In the house purchase range reductions includes the five-year fix with no fee at 75 per cent LTV reduced by 0.20 per cent to 1.99 per cent, while for remortgaging the two-year fix rate at 85 per cent is cut by 0.15 per cent to 2.84 per cent.
Nationwide is also extending its range of £1,499 fee products up to 90 per cent LTV.
Previously, they were only available at 60 per cent LTV but this limit will be increased and with applications open for loans of £275,000 or more across all LTVs.
For example, the two-year fix up to 90 per cent LTV will be at 3.04 per cent with the tracker version at 3.49 per cent.

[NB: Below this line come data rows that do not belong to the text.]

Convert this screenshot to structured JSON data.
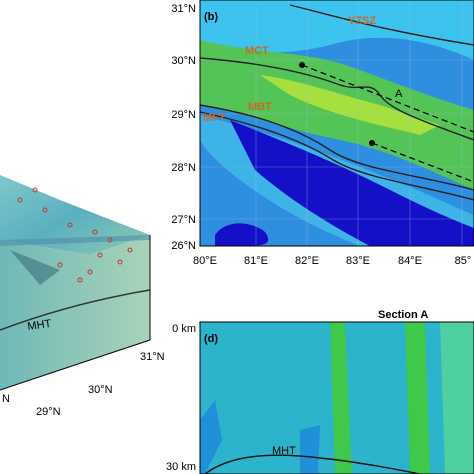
{
  "block_panel": {
    "fault_label": "MHT",
    "lat_labels": [
      "N",
      "29°N",
      "30°N",
      "31°N"
    ]
  },
  "map_panel": {
    "panel_label": "(b)",
    "lat_labels": [
      "31°N",
      "30°N",
      "29°N",
      "28°N",
      "27°N",
      "26°N"
    ],
    "lon_labels": [
      "80°E",
      "81°E",
      "82°E",
      "83°E",
      "84°E",
      "85°"
    ],
    "annotations": [
      "YZSZ",
      "MCT",
      "MBT",
      "MFT",
      "A"
    ]
  },
  "section_panel": {
    "title": "Section A",
    "panel_label": "(d)",
    "depth_labels": [
      "0 km",
      "30 km"
    ],
    "fault_label": "MHT"
  }
}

Rates on the mutual’s existing customer moving home and further advance ranges will continue to be aligned to the lowest rates Nationwide offers new customers, the lender said.
Nationwide director of mortgages Henry Jordan said: “We are reducing our rates again to ensure that we continue to remain one of the best lenders in the market for rate as well as service.
“The changes are being made across our range meaning all types of borrowers could benefit, whether they are moving home, getting their first home or remortgaging.
“The extension of our £1,499 fee product range to all LTV tiers up to 90 per cent also expands the choice available to borrowers with the society.”